Tonight’s post is our first Meditation Q & A:

Marty wrote, telling us about an uncomfortable experience at a Zen Center where it doesn’t seem like he felt heard.  He also asked about introducing mindfulness to someone who is struggling with PTSD.  I thought this was a great post because mindfulness is being used quite often for people living with chronic illness such as PTSD, migraines, stress-related illnesses, Diabetes, Cardiovascular Disease, etc.

Here is my answer to his question:

First off, I am so sorry that you had the experience that you did at the Zen Center.  I tried to sit with one when I lived out west for a short time and did not find that it was a good fit for me.

When I moved to the Midwest, I found a lovely sangha in the tradition of Thich Nhat Hanh and they were incredibly welcoming.  I think each center/group/sangha will have a different feel and you just have to find the right one.

I think that your post raises some interesting ideas for me… there is a difference, at least for me, between mindfulness as way of life or spiritual practice and the use of mindfulness as a tool for relaxation, helping with mental health issues, etc.

Some would I am sure beg to differ with me.  But as teachers like Jon Kabat-Zinn have shown, you don’t have to have Buddhism in your mindfulness, only mindfulness.

That being said, to answer your question about introducing mindfulness to someone who hasn’t practiced. . . my comment is this, share resources with them.  Share your experience and how it has helped you.  After that, it’s up to that person.  I don’t think everyone has to live a Zen life to practice mindfulness.

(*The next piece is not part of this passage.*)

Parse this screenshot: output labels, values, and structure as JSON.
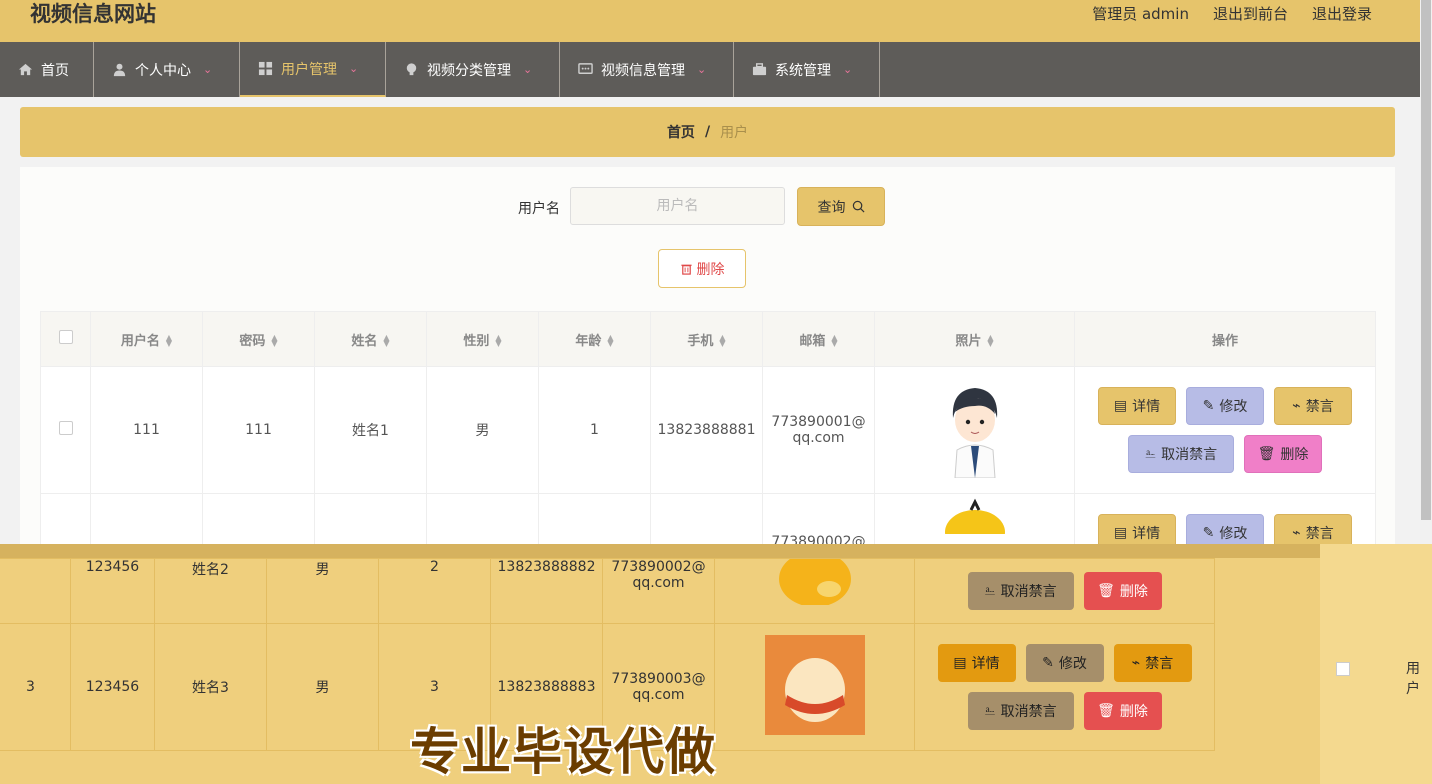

If that was the case, there would be a lot of Cognitive Behavioral therapists that would not have practices because they are teaching the technique of mindfulness and not the spiritual practice. . . some people might not practice insight meditation but could benefit from something like Mindfulness-Based Stress Reduction programs (see UMASS).

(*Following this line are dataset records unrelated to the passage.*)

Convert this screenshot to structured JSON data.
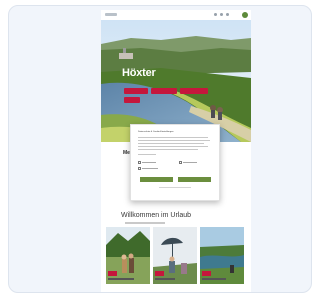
{
  "hero": {
    "title": "Höxter"
  },
  "intro": {
    "heading": "Me"
  },
  "consent": {
    "title": "Datenschutz & Cookie-Einstellungen",
    "buttons": [
      "",
      ""
    ]
  },
  "welcome": {
    "heading": "Willkommen im Urlaub"
  },
  "colors": {
    "accent_red": "#c5173c",
    "consent_green": "#6b8e3e",
    "card_background": "#f1f5fb"
  },
  "icons": [
    "logo-icon",
    "nav-icon",
    "menu-icon",
    "checkbox-icon"
  ]
}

Our good friends at Wikipedia mention this:  “Mindfulness practice, inherited from the Buddhist tradition, is increasingly being employed in Western psychology to alleviate a variety of mental and physical conditions, including obsessive-compulsive disorder, anxiety, and in the prevention of relapse in depression and drug addiction”.  Notice that they say inherited from rather than the actual practice. . .

There are a lot of books out there on using mindfulness solely for relaxation or helping with things like depression, OCD, anxiety, etc.  Even Jon Kabat-Zinn helped to co-author a book called The Mindful Way through Depression:  Freeing Yourself from Chronic Unhappiness with Mark Williams, John Teasdale, and Zindel Segal.

I guess my suggestion to you would be to share resources like this with the person whom you have in mind.  If they are interested, they will pursue it and know that you are a resource person for them.  We can’t make a person find a spiritual way of life.

Look at AA, they have suggested for decades that people seek a higher power but they don’t define what that is and I think if they had insisted on what that might be, the program would have been as successful.

Also, my suggestion would be that this is a good time to practice letting go of outcomes.  Share with your friend and wish the situation well, maybe sending some lovingkindness into the situation.  Let this person find his/her way as it will most likely mean more.  Be patient and remember that we can’t walk another’s path for them.

I hope that helps Marty.  I appreciate your openness and your desire to help others as you share wonderful information about PTSD and how to live with the diagnosis.